Iran Blames US for Cyber-Attack on Oil Ministry

The head of Iran’s cyber police (FATA) claimed this week that the force stopped a US-led cyber-attack on the country’s oil ministry, according to local reports.

The attack is thought to have come during a local four-day holiday period in March, according to a report from the state-controlled Fars news agency.

“These hackers were from the US and we informed them (the US officials) of the issue in an official letter and also issued an international judicial order and the issue is now being pursued by the foreign ministry,” brigadier general Seyed Kamal Hadianfar is quoted as saying.

If true, it’s not the first time the oil ministry has been hit by hackers. It was the target of an attack in 2012 which damaged users’ hard drives, the report claimed.

Iran operates a similar policy to China regarding cybersecurity – denying all accusations that it has ever perpetrated state-sponsored online attacks and instead accusing other nations of targeting its institutions and businesses.

It’s true that the country’s nuclear facility at Natanz was hit by the now infamous Stuxnet worm back in 2009 – an effort backed by Israel and the US. That attack managed to disrupt the country’s nuclear arms program by causing centrifuges to speed up.

However, in return, Iran has been ramping up its own cyber capabilities.

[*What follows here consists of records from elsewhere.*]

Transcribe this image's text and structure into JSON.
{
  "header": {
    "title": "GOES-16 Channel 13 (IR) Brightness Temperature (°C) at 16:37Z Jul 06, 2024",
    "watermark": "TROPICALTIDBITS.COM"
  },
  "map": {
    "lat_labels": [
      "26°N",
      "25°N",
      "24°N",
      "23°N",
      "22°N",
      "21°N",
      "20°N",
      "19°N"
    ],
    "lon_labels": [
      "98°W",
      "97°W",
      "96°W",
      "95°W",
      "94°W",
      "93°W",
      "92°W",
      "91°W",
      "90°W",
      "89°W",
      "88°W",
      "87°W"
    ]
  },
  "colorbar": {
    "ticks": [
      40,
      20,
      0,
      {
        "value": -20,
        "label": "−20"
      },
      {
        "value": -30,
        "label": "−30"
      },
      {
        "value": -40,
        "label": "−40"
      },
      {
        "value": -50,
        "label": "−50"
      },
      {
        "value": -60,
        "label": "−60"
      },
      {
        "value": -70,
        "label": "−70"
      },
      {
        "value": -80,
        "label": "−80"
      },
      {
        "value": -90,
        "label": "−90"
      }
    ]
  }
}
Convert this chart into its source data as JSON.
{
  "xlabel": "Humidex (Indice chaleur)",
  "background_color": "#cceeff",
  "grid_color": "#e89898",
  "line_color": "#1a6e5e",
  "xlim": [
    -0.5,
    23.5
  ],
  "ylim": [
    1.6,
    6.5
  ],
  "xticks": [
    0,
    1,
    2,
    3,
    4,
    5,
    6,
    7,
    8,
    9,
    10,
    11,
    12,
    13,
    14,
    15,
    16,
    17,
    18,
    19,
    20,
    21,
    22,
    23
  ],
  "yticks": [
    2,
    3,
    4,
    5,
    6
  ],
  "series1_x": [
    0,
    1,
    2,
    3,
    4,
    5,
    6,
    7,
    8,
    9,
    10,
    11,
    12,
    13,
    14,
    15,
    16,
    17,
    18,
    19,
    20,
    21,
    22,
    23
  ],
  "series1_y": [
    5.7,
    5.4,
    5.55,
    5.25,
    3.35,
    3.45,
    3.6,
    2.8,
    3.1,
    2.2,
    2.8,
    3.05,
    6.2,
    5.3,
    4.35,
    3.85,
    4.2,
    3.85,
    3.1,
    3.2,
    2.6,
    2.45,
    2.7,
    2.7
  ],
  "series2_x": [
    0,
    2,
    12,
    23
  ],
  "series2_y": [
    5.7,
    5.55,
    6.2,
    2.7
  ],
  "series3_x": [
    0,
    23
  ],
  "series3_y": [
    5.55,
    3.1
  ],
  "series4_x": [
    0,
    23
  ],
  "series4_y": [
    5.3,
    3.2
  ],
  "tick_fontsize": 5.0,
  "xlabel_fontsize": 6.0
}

A report from threat intelligence firm Cylance in December pegged the country as “the new China” after unveiling a major new targeted attack campaign – Operation Cleaver – designed to steal military and defense secrets.

The same operatives were accused of hacking classified US Navy computers in 2013.

It’s also thought that state-backed hackers could have been behind a notorious 2012 attack on oil giant Saudi Aramco – which used the Shamoon virus in one of the first recorded instances of a mass destructive malware attack.

Iran was also blamed for a destructive cyber-attack on the Sands casino group back in February 2014.

That online blitz took out key servers and PCs and wiped hard drives, forcing panicked IT staff to rip out network cabling to try and prevent it spreading through the organization.